Sonic Fabric gives recycled audio cassettes new life
Buttercup | Sep 07, 2009 | Comments 1

Photo courtesy www.sonicfabric.com
Whatever happened to all those cassette tapes we used to have lying around? Remember when you had to flip a tape over to hear the other half of the music? Bad experiences with leaving the tapes lying in the sun? Or what about the older tapes that you played so much that the tape would get loose and start jamming up in the cassette player. Did you ever wonder what happened to all those leftover audio cassettes? As they say, one man’s trash is another man’s treasure.
Sonic Fabric has created a unique “playable” fabric that is woven out of the audio tape from the inside of the cassettes. It’s playable because the tape retains its magnetic quality throughout the weaving process. According to the fabric’s creator all you have to do is run a tape head over it, connected to headphones to be able to “hear” what’s on the fabric. A Sonic Rhythm stage dress was created for phish percussionist Jon Fishman, made from his own personal collection of cassette tapes. Jon had gloves with tape heads mounted in them for playback on stage.

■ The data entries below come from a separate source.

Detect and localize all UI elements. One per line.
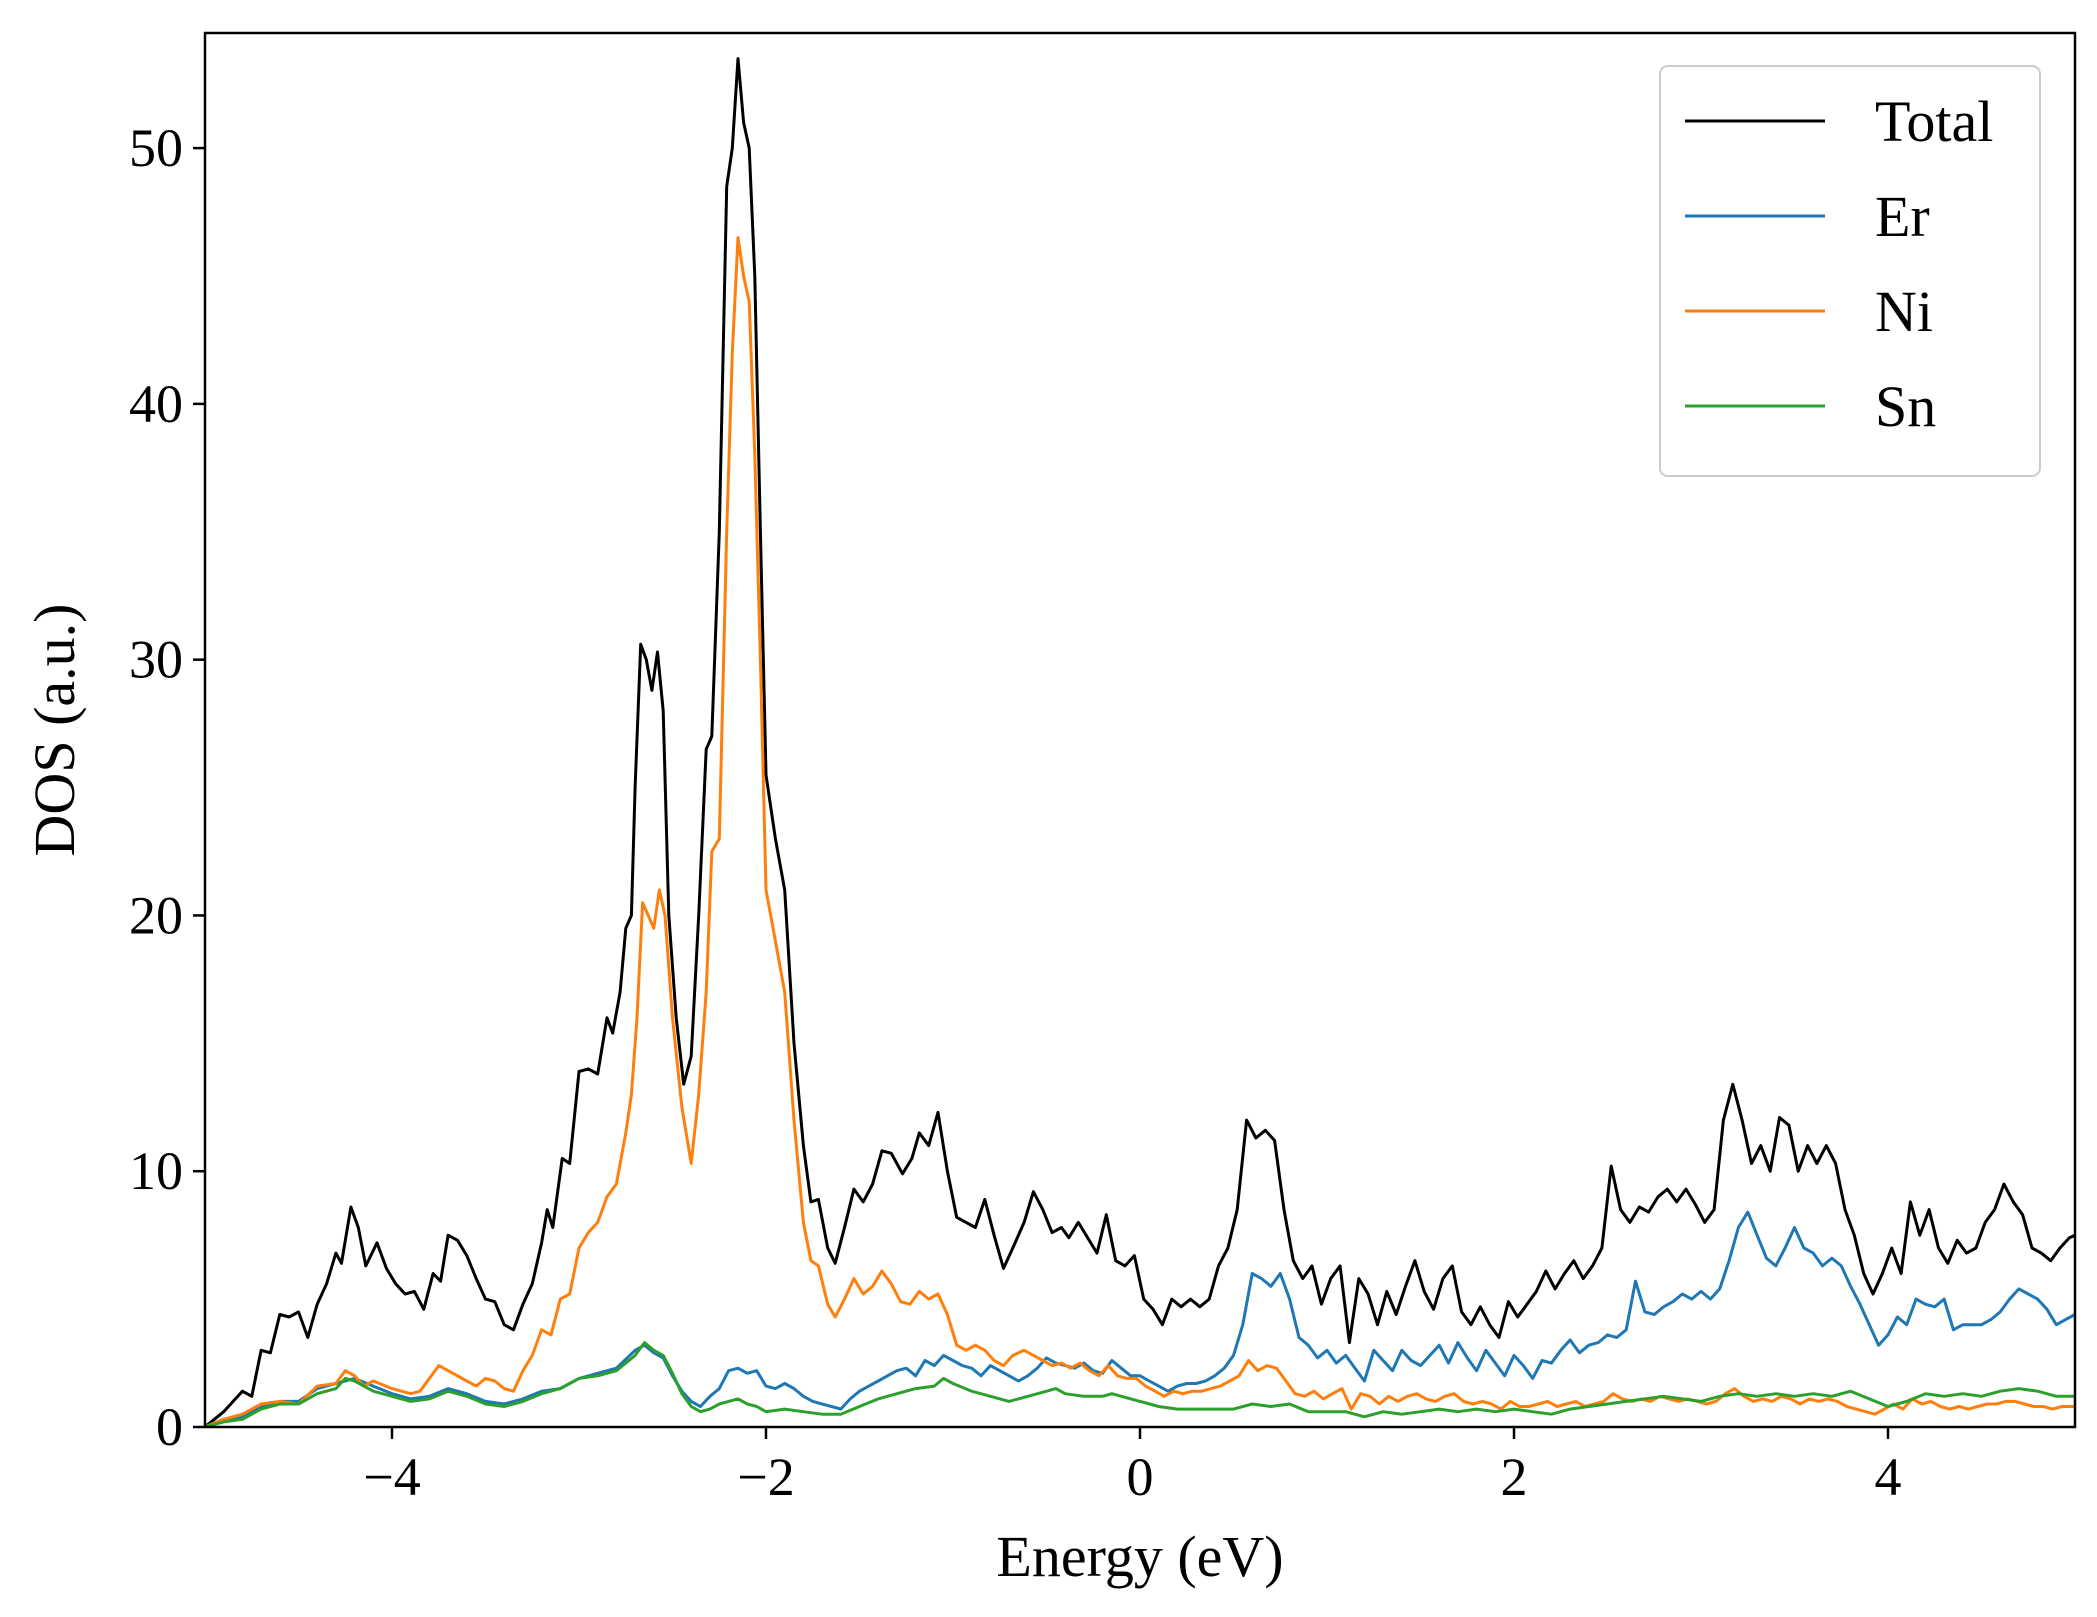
series-line-sn	[205, 1341, 2075, 1427]
y-tick-label: 20	[129, 885, 183, 945]
y-tick-label: 0	[156, 1397, 183, 1457]
y-tick-label: 40	[129, 374, 183, 434]
y-axis-title: DOS (a.u.)	[22, 604, 87, 857]
x-tick-label: 4	[1875, 1447, 1902, 1507]
legend-label-er: Er	[1875, 184, 1930, 249]
legend: Total Er Ni Sn	[1659, 65, 2041, 477]
y-axis: 0 10 20 30 40 50	[129, 118, 205, 1457]
x-tick-label: −2	[737, 1447, 794, 1507]
series-layer	[205, 57, 2075, 1427]
series-line-ni	[205, 236, 2075, 1427]
x-tick-label: 0	[1127, 1447, 1154, 1507]
legend-box	[1659, 65, 2041, 477]
x-axis: −4 −2 0 2 4	[363, 1427, 1902, 1507]
series-line-er	[205, 1210, 2075, 1427]
y-tick-label: 50	[129, 118, 183, 178]
legend-label-sn: Sn	[1875, 374, 1936, 439]
legend-label-total: Total	[1875, 89, 1993, 154]
x-axis-title: Energy (eV)	[996, 1524, 1283, 1589]
x-tick-label: −4	[363, 1447, 420, 1507]
y-tick-label: 10	[129, 1141, 183, 1201]
x-tick-label: 2	[1501, 1447, 1528, 1507]
legend-label-ni: Ni	[1875, 279, 1933, 344]
series-line-total	[205, 57, 2075, 1427]
y-tick-label: 30	[129, 630, 183, 690]
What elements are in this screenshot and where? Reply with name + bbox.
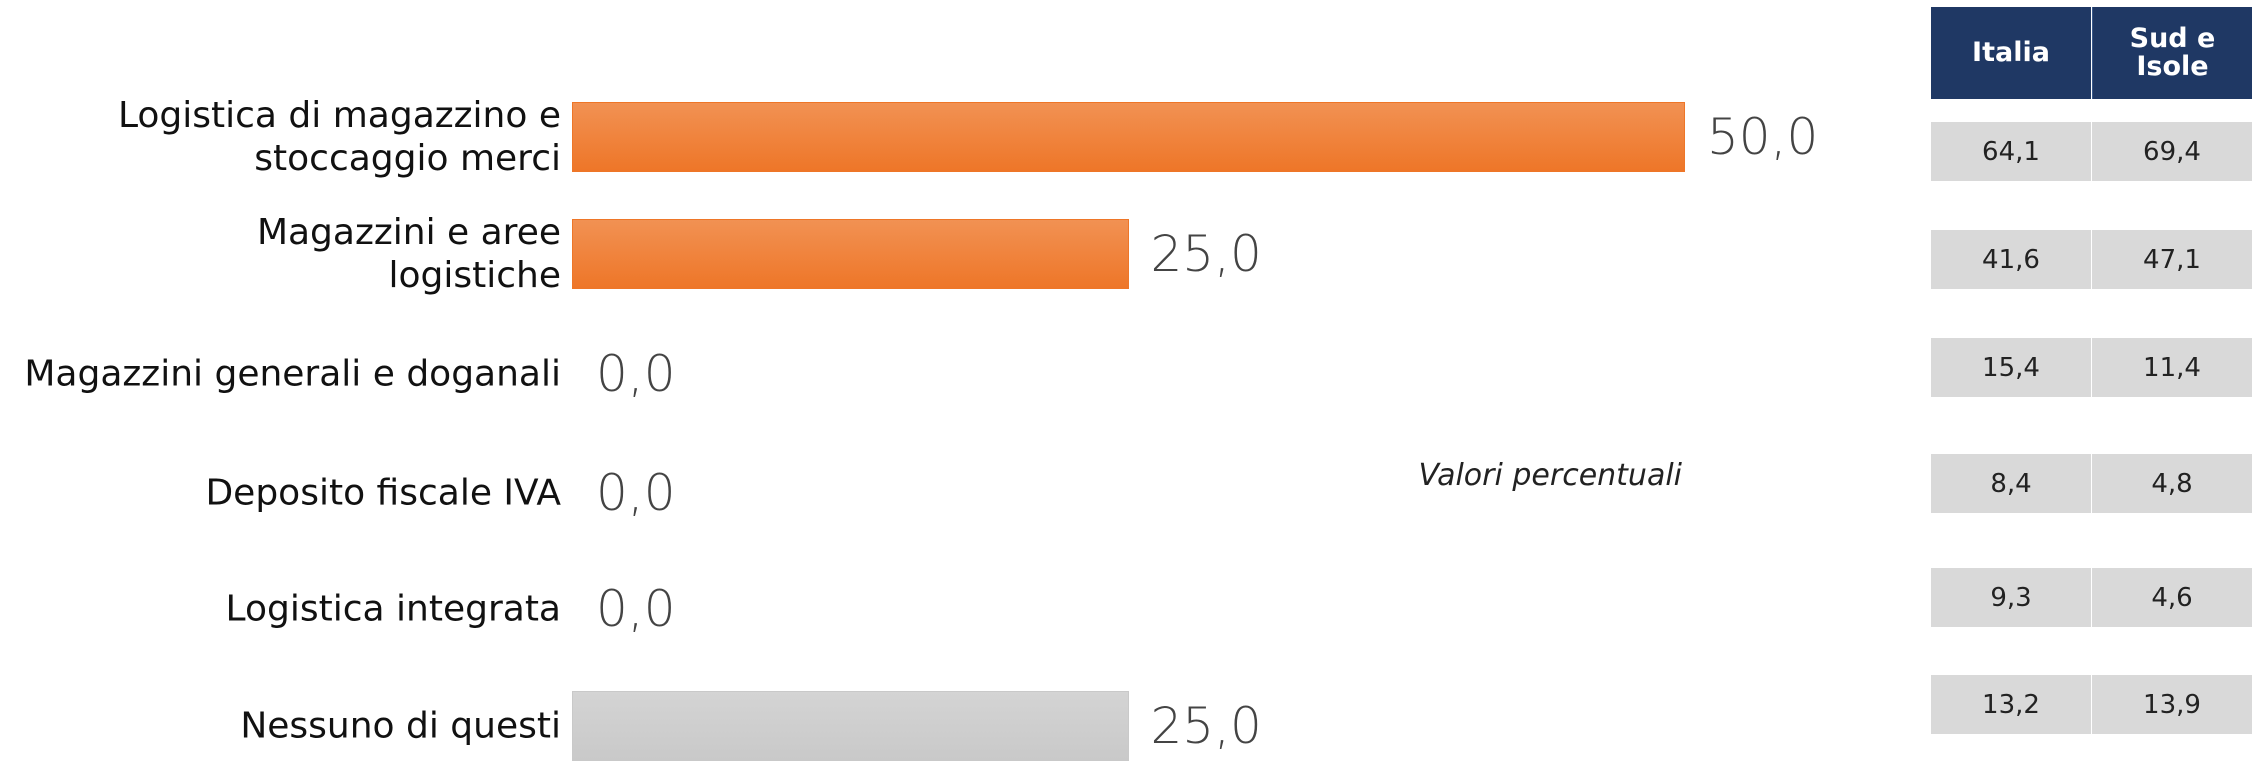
table-cell: 41,6 — [1931, 230, 2091, 289]
bar — [572, 691, 1129, 761]
category-label: Magazzini e aree logistiche — [256, 211, 561, 296]
table-cell: 64,1 — [1931, 122, 2091, 181]
table-header: Italia — [1931, 7, 2091, 99]
table-cell: 4,6 — [2092, 568, 2252, 627]
value-label: 0,0 — [596, 580, 676, 638]
table-cell: 11,4 — [2092, 338, 2252, 397]
table-cell: 47,1 — [2092, 230, 2252, 289]
value-label: 50,0 — [1707, 108, 1819, 166]
table-cell: 15,4 — [1931, 338, 2091, 397]
bar — [572, 219, 1129, 289]
table-header: Sud e Isole — [2092, 7, 2252, 99]
bar — [572, 102, 1685, 172]
table-cell: 4,8 — [2092, 454, 2252, 513]
value-label: 0,0 — [596, 464, 676, 522]
category-label: Deposito fiscale IVA — [205, 472, 561, 514]
category-label: Nessuno di questi — [240, 705, 561, 747]
category-label: Logistica integrata — [225, 588, 561, 630]
value-label: 0,0 — [596, 345, 676, 403]
annotation: Valori percentuali — [1418, 458, 1682, 493]
value-label: 25,0 — [1150, 225, 1262, 283]
table-cell: 13,9 — [2092, 675, 2252, 734]
table-cell: 9,3 — [1931, 568, 2091, 627]
table-cell: 13,2 — [1931, 675, 2091, 734]
category-label: Logistica di magazzino e stoccaggio merc… — [117, 94, 561, 179]
table-cell: 69,4 — [2092, 122, 2252, 181]
table-cell: 8,4 — [1931, 454, 2091, 513]
value-label: 25,0 — [1150, 697, 1262, 755]
category-label: Magazzini generali e doganali — [24, 353, 561, 395]
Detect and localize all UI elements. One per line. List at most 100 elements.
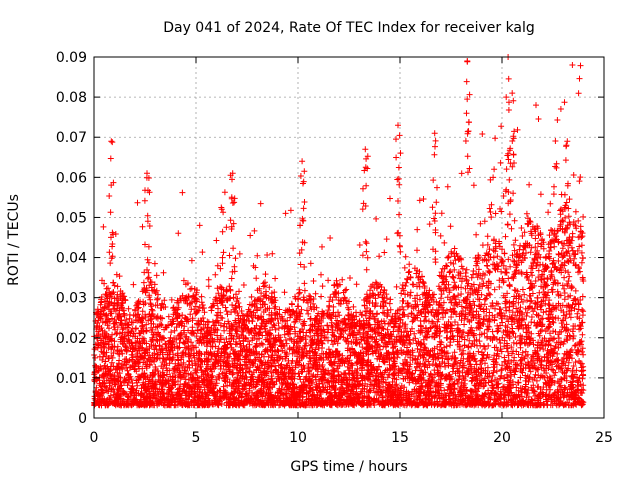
data-point xyxy=(552,138,559,144)
data-point xyxy=(139,223,146,230)
data-point xyxy=(287,207,294,214)
data-point xyxy=(458,170,465,177)
data-point xyxy=(223,224,230,231)
data-point xyxy=(134,199,141,206)
data-point xyxy=(482,360,488,367)
data-point xyxy=(450,260,457,267)
data-point xyxy=(272,303,279,310)
data-point xyxy=(421,313,428,320)
data-point xyxy=(512,368,519,375)
data-point xyxy=(561,274,568,281)
data-point xyxy=(473,231,480,238)
data-point xyxy=(282,210,289,217)
data-point xyxy=(526,292,533,299)
data-point xyxy=(548,269,555,276)
data-point xyxy=(179,189,186,196)
data-point xyxy=(426,221,433,228)
data-point xyxy=(523,210,530,217)
data-point xyxy=(356,242,363,248)
data-point xyxy=(219,260,226,267)
data-point xyxy=(188,339,195,346)
data-point xyxy=(576,178,583,185)
data-point xyxy=(420,280,427,287)
data-point xyxy=(180,359,187,366)
data-point xyxy=(479,131,486,137)
data-point xyxy=(433,362,440,369)
data-point xyxy=(511,247,518,254)
data-point xyxy=(367,314,373,321)
data-point xyxy=(517,242,524,249)
data-point xyxy=(565,269,572,276)
data-point xyxy=(294,303,301,310)
data-point xyxy=(529,272,536,279)
data-point xyxy=(107,260,114,267)
data-point xyxy=(307,260,314,267)
data-point xyxy=(522,305,529,312)
data-point xyxy=(526,340,533,347)
data-point xyxy=(281,289,288,296)
data-point xyxy=(503,166,510,173)
data-point xyxy=(257,200,264,207)
data-point xyxy=(463,266,470,273)
data-point xyxy=(558,269,565,276)
data-point xyxy=(561,99,568,106)
data-point xyxy=(386,300,393,307)
data-point xyxy=(458,291,465,297)
data-point xyxy=(523,250,529,256)
data-point xyxy=(108,359,115,366)
data-point xyxy=(414,226,421,233)
data-point xyxy=(481,330,488,337)
data-point xyxy=(370,385,377,392)
data-point xyxy=(552,163,559,170)
data-point xyxy=(575,90,582,97)
data-point xyxy=(199,249,206,256)
data-point xyxy=(112,326,119,333)
data-point xyxy=(404,300,411,307)
data-point xyxy=(252,344,259,351)
data-point xyxy=(526,181,533,188)
data-point xyxy=(149,307,156,314)
data-point xyxy=(373,215,380,222)
data-point xyxy=(438,295,444,302)
data-point xyxy=(575,217,582,224)
data-point xyxy=(226,252,233,259)
data-point xyxy=(435,316,442,323)
data-point xyxy=(542,342,549,349)
data-point xyxy=(519,286,526,293)
data-point xyxy=(491,286,498,293)
data-point xyxy=(497,205,503,212)
data-point xyxy=(213,237,220,244)
data-point xyxy=(383,236,390,243)
data-point xyxy=(494,376,500,383)
data-point xyxy=(472,255,479,261)
data-point xyxy=(220,383,227,390)
data-point xyxy=(288,300,295,307)
data-point xyxy=(579,345,586,352)
data-point xyxy=(512,237,519,244)
data-point xyxy=(151,260,158,267)
data-point xyxy=(205,319,212,326)
data-point xyxy=(414,345,421,352)
data-point xyxy=(319,283,326,290)
data-point xyxy=(331,332,337,339)
data-point xyxy=(449,273,456,280)
data-point xyxy=(219,228,226,235)
data-point xyxy=(448,314,455,320)
data-point xyxy=(214,262,221,269)
data-point xyxy=(353,281,360,288)
data-point xyxy=(483,295,489,302)
data-point xyxy=(540,346,547,353)
data-point xyxy=(454,321,461,328)
data-point xyxy=(498,268,505,275)
data-point xyxy=(579,312,586,319)
data-point xyxy=(490,237,497,244)
data-point xyxy=(429,318,436,325)
data-point xyxy=(492,135,499,142)
data-point xyxy=(262,271,269,278)
data-point xyxy=(468,274,475,281)
data-point xyxy=(545,209,552,216)
data-point xyxy=(447,223,454,230)
data-point xyxy=(569,62,576,68)
data-point xyxy=(220,249,227,256)
data-point xyxy=(580,351,587,358)
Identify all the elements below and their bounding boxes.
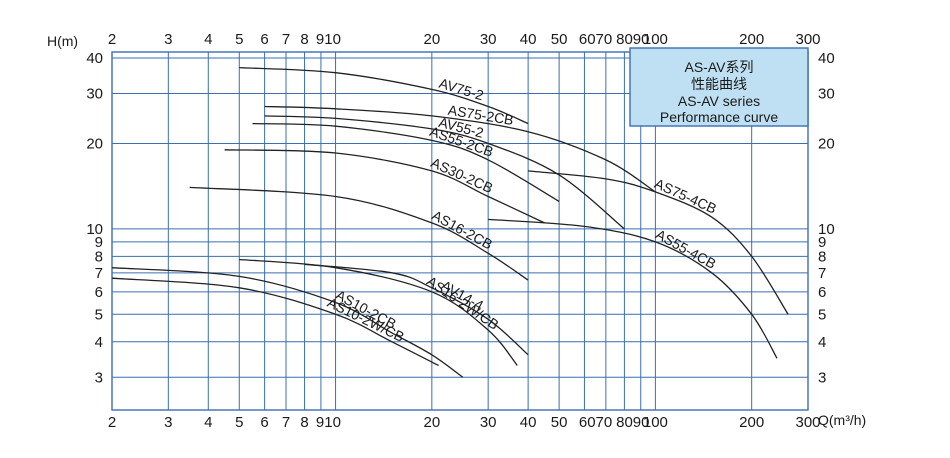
y-tick-right-label: 3 [818, 369, 826, 386]
y-tick-right-label: 8 [818, 248, 826, 265]
y-tick-left-label: 40 [86, 50, 103, 67]
x-tick-top-label: 7 [282, 31, 290, 48]
x-tick-bottom-label: 200 [739, 414, 764, 431]
x-tick-bottom-label: 20 [423, 414, 440, 431]
pump-curves [111, 66, 789, 378]
y-tick-right-label: 10 [818, 221, 835, 238]
x-tick-bottom-label: 4 [204, 414, 212, 431]
curve-line [488, 218, 778, 359]
x-tick-bottom-label: 50 [551, 414, 568, 431]
x-tick-top-label: 30 [480, 31, 497, 48]
x-tick-top-label: 100 [643, 31, 668, 48]
y-tick-left-label: 7 [95, 265, 103, 282]
y-tick-right-label: 9 [818, 234, 826, 251]
x-tick-bottom-label: 6070 [579, 414, 612, 431]
x-tick-bottom-label: 30 [480, 414, 497, 431]
y-axis-title: H(m) [47, 33, 78, 49]
x-tick-bottom-label: 7 [282, 414, 290, 431]
curve-line [224, 149, 545, 224]
x-tick-top-label: 200 [739, 31, 764, 48]
y-tick-left-label: 10 [86, 221, 103, 238]
x-tick-top-label: 50 [551, 31, 568, 48]
curve-label: AS75-4CB [652, 175, 719, 217]
x-tick-top-label: 4 [204, 31, 212, 48]
legend-line-3: AS-AV series [678, 93, 760, 109]
x-tick-bottom-label: 3 [164, 414, 172, 431]
curve-line [264, 115, 625, 230]
legend-box-background [629, 47, 809, 127]
curve-label: AV75-2 [437, 75, 486, 104]
x-tick-bottom-label: 2 [108, 414, 116, 431]
x-tick-top-label: 5 [235, 31, 243, 48]
grid-lines [111, 51, 809, 411]
legend-line-2: 性能曲线 [691, 76, 747, 92]
curve-line [189, 186, 529, 281]
legend-line-4: Performance curve [660, 109, 778, 125]
curve-line [264, 105, 656, 193]
x-tick-top-label: 8 [300, 31, 308, 48]
x-tick-bottom-label: 300 [795, 414, 820, 431]
x-tick-bottom-label: 8 [300, 414, 308, 431]
x-tick-bottom-label: 5 [235, 414, 243, 431]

The concept itself is beautiful — a cross between the imagination of a child watching tell-tail cassette tape streamers on the back of a boat while thinking about the music that was on those tapes, and Tibetan Buddhist prayer flags with blessings to be sent off into the world, carried by the wind. The fact that the finished product is “playable” wasn’t really considered during its creation. The idea was simply to record a collage of music onto the cassette tapes with personal meaning, that could then be turned into a wearable object.